Yemi asked in Science & MathematicsMathematics · 1 month ago

# How do i solve this quadratic problem?

Image of question:

https://imgur.com/a/md4BTv2

For part b) specifically, im not sure how they rearranged to get r = 400000 -1000(p -20)^2

Relevance
• Alan
Lv 7
1 month ago

I find the way they begin as dumb,

Why write a  t = M - 1000p

t= 10000 + (30-p)1000

t = 40000 -1000p

so M = 40000

(b)

r= p(40000 -1000p)  = 40000p  -1000p^2

complete the square

r =  -1000p^2  + 40000p  = -1000(p^2 -40p)

now

(p-20)^2  =  p^2 -40p  + 400

so

p^2 -40p  = (p-20)^2 -400

so replace  p^2 -40p  with " (p-20)^2 -400  "

r = -1000( (p-20)^2 -400)

r =  400000  -1000(p-20)^2

(c)

so this is vertex form

so the  max is

when

p = 20

r = 400000

• Amy
Lv 7
1 month ago

(a) is simple. Fill in t = 10 000 and p = 30, then solve for M.

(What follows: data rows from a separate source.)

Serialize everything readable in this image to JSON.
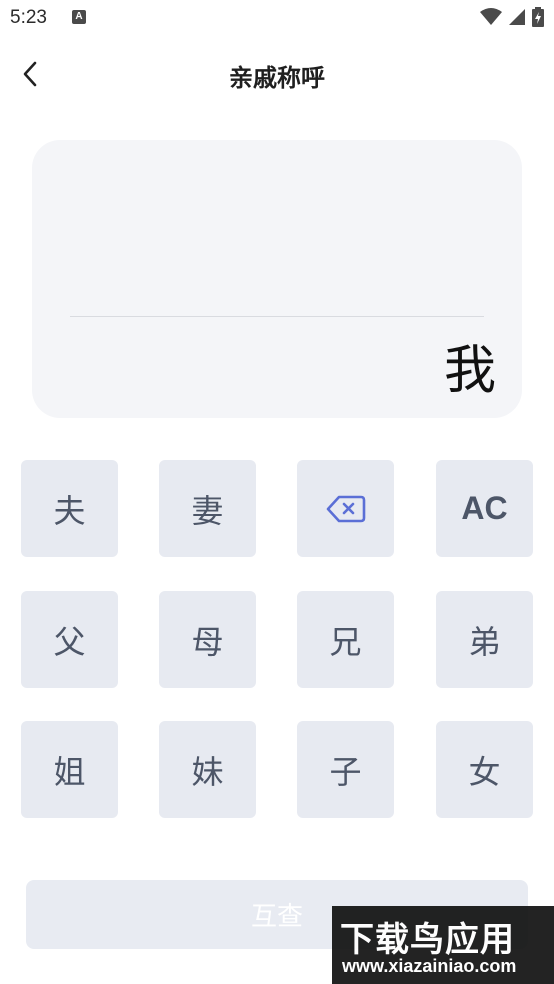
{
  "status_bar": {
    "time": "5:23",
    "notification_icon": "A"
  },
  "header": {
    "title": "亲戚称呼"
  },
  "display": {
    "result": "我"
  },
  "keypad": {
    "rows": [
      [
        "夫",
        "妻",
        "",
        "AC"
      ],
      [
        "父",
        "母",
        "兄",
        "弟"
      ],
      [
        "姐",
        "妹",
        "子",
        "女"
      ]
    ]
  },
  "actions": {
    "query_label": "互查"
  },
  "watermark": {
    "title": "下载鸟应用",
    "url": "www.xiazainiao.com"
  },
  "colors": {
    "key_bg": "#e7eaf1",
    "key_text": "#4d5668",
    "backspace_icon": "#5b6fd6",
    "card_bg": "#f4f5f8"
  }
}
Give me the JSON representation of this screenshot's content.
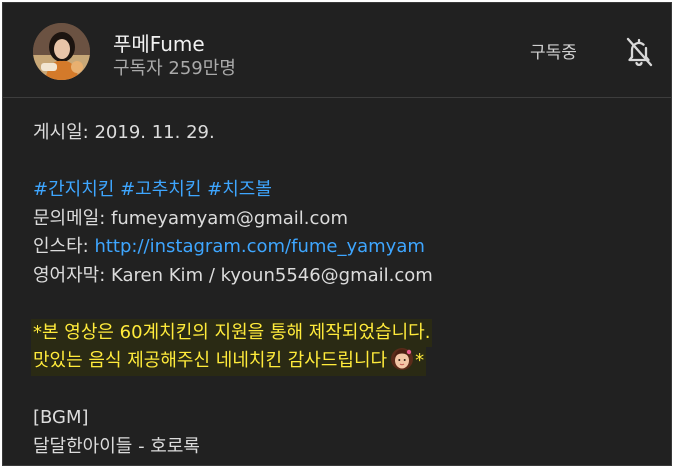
{
  "channel": {
    "name": "푸메Fume",
    "subscribers": "구독자 259만명",
    "subscribe_state": "구독중",
    "bell_icon": "bell-off-icon"
  },
  "description": {
    "posted": "게시일: 2019. 11. 29.",
    "hashtags": [
      "#간지치킨",
      "#고추치킨",
      "#치즈볼"
    ],
    "inquiry_label": "문의메일: ",
    "inquiry_value": "fumeyamyam@gmail.com",
    "instagram_label": "인스타: ",
    "instagram_link": "http://instagram.com/fume_yamyam",
    "subtitle_label": "영어자막: ",
    "subtitle_value": "Karen Kim / kyoun5546@gmail.com",
    "sponsor_line1": "*본 영상은 60계치킨의 지원을 통해 제작되었습니다.",
    "sponsor_line2_pre": "맛있는 음식 제공해주신 네네치킨 감사드립니다",
    "sponsor_line2_post": "*",
    "sponsor_emoji": "girl-face-emoji",
    "bgm_label": "[BGM]",
    "bgm_track": "달달한아이들 - 호로록"
  },
  "colors": {
    "background": "#212121",
    "link": "#3ea6ff",
    "highlight_text": "#ffeb3b",
    "muted_text": "#aaaaaa"
  }
}
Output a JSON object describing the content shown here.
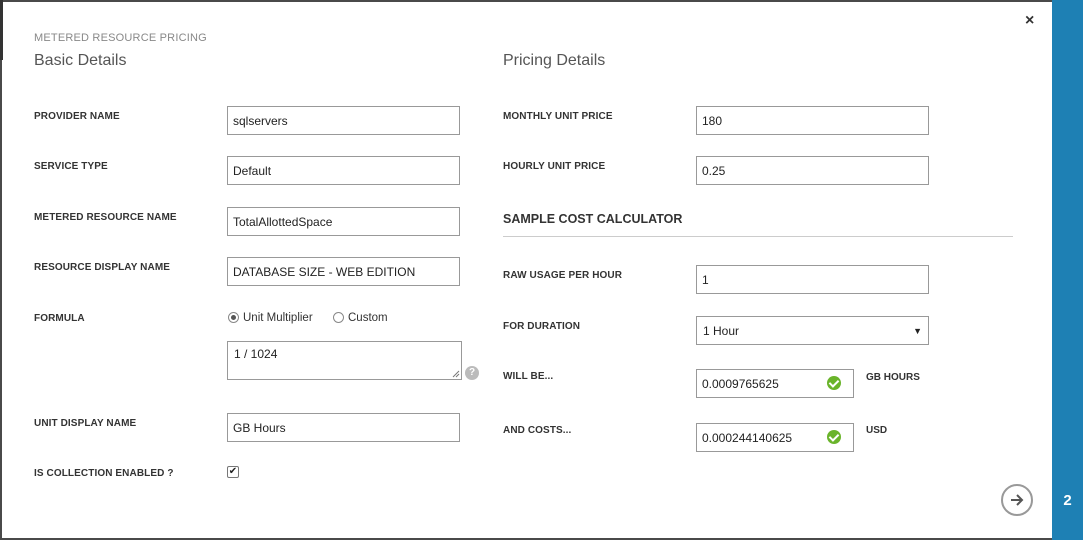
{
  "dialog": {
    "eyebrow": "METERED RESOURCE PRICING",
    "step_number": "2",
    "close_icon": "close-icon",
    "next_icon": "arrow-right-circle-icon"
  },
  "basic": {
    "title": "Basic Details",
    "provider_name_label": "PROVIDER NAME",
    "provider_name_value": "sqlservers",
    "service_type_label": "SERVICE TYPE",
    "service_type_value": "Default",
    "metered_resource_name_label": "METERED RESOURCE NAME",
    "metered_resource_name_value": "TotalAllottedSpace",
    "resource_display_name_label": "RESOURCE DISPLAY NAME",
    "resource_display_name_value": "DATABASE SIZE - WEB EDITION",
    "formula_label": "FORMULA",
    "formula_option_unit": "Unit Multiplier",
    "formula_option_custom": "Custom",
    "formula_selected": "Unit Multiplier",
    "formula_value": "1 / 1024",
    "unit_display_name_label": "UNIT DISPLAY NAME",
    "unit_display_name_value": "GB Hours",
    "collection_label": "IS COLLECTION ENABLED ?",
    "collection_checked": true
  },
  "pricing": {
    "title": "Pricing Details",
    "monthly_label": "MONTHLY UNIT PRICE",
    "monthly_value": "180",
    "hourly_label": "HOURLY UNIT PRICE",
    "hourly_value": "0.25"
  },
  "calculator": {
    "title": "SAMPLE COST CALCULATOR",
    "raw_usage_label": "RAW USAGE PER HOUR",
    "raw_usage_value": "1",
    "duration_label": "FOR DURATION",
    "duration_value": "1 Hour",
    "will_be_label": "WILL BE...",
    "will_be_value": "0.0009765625",
    "will_be_unit": "GB HOURS",
    "costs_label": "AND COSTS...",
    "costs_value": "0.000244140625",
    "costs_unit": "USD"
  },
  "colors": {
    "rail": "#1e80b4",
    "ok": "#6ab42b"
  }
}
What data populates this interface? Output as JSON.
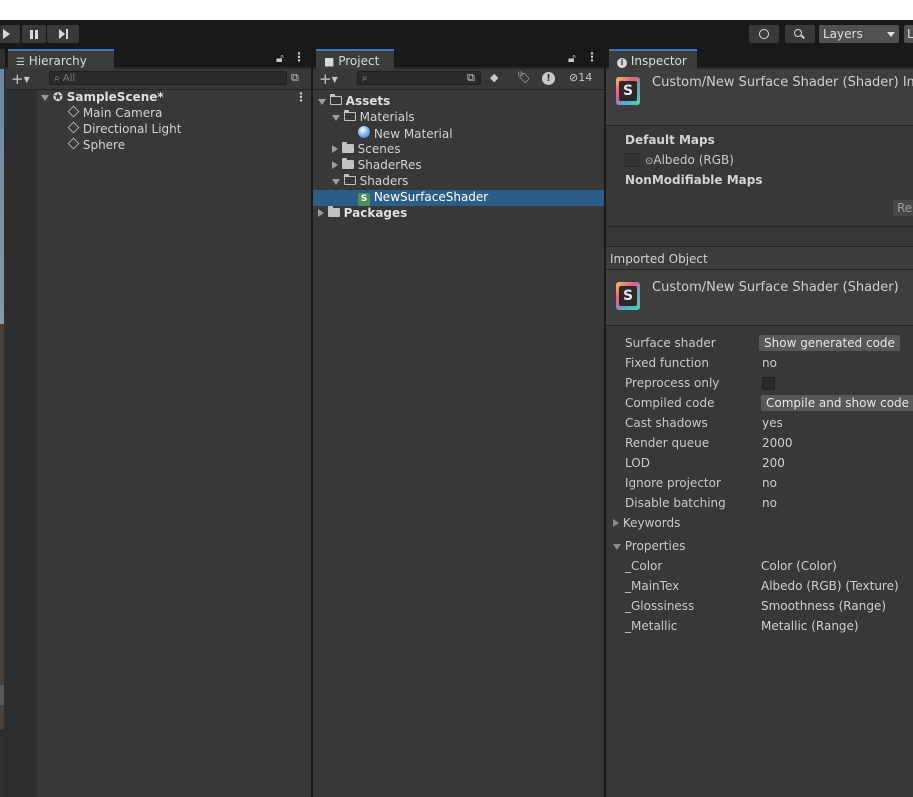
{
  "toolbar": {
    "play_icon": "play-icon",
    "pause_icon": "pause-icon",
    "step_icon": "step-icon",
    "history_icon": "history-icon",
    "search_icon": "search-icon",
    "layers_label": "Layers",
    "layout_label_cut": "L"
  },
  "hierarchy": {
    "tab_label": "Hierarchy",
    "add_label": "+",
    "search_placeholder": "All",
    "items": [
      {
        "label": "SampleScene*",
        "bold": true
      },
      {
        "label": "Main Camera"
      },
      {
        "label": "Directional Light"
      },
      {
        "label": "Sphere"
      }
    ]
  },
  "project": {
    "tab_label": "Project",
    "add_label": "+",
    "hidden_count": "14",
    "tree": [
      {
        "label": "Assets"
      },
      {
        "label": "Materials"
      },
      {
        "label": "New Material"
      },
      {
        "label": "Scenes"
      },
      {
        "label": "ShaderRes"
      },
      {
        "label": "Shaders"
      },
      {
        "label": "NewSurfaceShader"
      },
      {
        "label": "Packages"
      }
    ]
  },
  "inspector": {
    "tab_label": "Inspector",
    "header_title": "Custom/New Surface Shader (Shader) Imp",
    "default_maps_label": "Default Maps",
    "albedo_label": "Albedo (RGB)",
    "nonmodifiable_label": "NonModifiable Maps",
    "revert_cut": "Re",
    "imported_object_label": "Imported Object",
    "object_title": "Custom/New Surface Shader (Shader)",
    "rows": [
      {
        "label": "Surface shader",
        "value": "Show generated code"
      },
      {
        "label": "Fixed function",
        "value": "no"
      },
      {
        "label": "Preprocess only",
        "value": ""
      },
      {
        "label": "Compiled code",
        "value": "Compile and show code"
      },
      {
        "label": "Cast shadows",
        "value": "yes"
      },
      {
        "label": "Render queue",
        "value": "2000"
      },
      {
        "label": "LOD",
        "value": "200"
      },
      {
        "label": "Ignore projector",
        "value": "no"
      },
      {
        "label": "Disable batching",
        "value": "no"
      }
    ],
    "keywords_label": "Keywords",
    "properties_label": "Properties",
    "properties": [
      {
        "name": "_Color",
        "value": "Color (Color)"
      },
      {
        "name": "_MainTex",
        "value": "Albedo (RGB) (Texture)"
      },
      {
        "name": "_Glossiness",
        "value": "Smoothness (Range)"
      },
      {
        "name": "_Metallic",
        "value": "Metallic (Range)"
      }
    ]
  }
}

(b) you need to complete the square.

This reduces the equation from containing two p's to one.

r = p(M - 1000p)

= Mp - 1000p^2

= -1000(p^2 - M/1000 p)

= -1000(p^2 - M/1000 p + (M/2000)^2 - (M/2000)^2)

= -1000(p - M/2000)^2 + M^2/4000

(c) The equation r = A - B(p - c)^2 has a maximum at p=c (or a minimum if B is negative).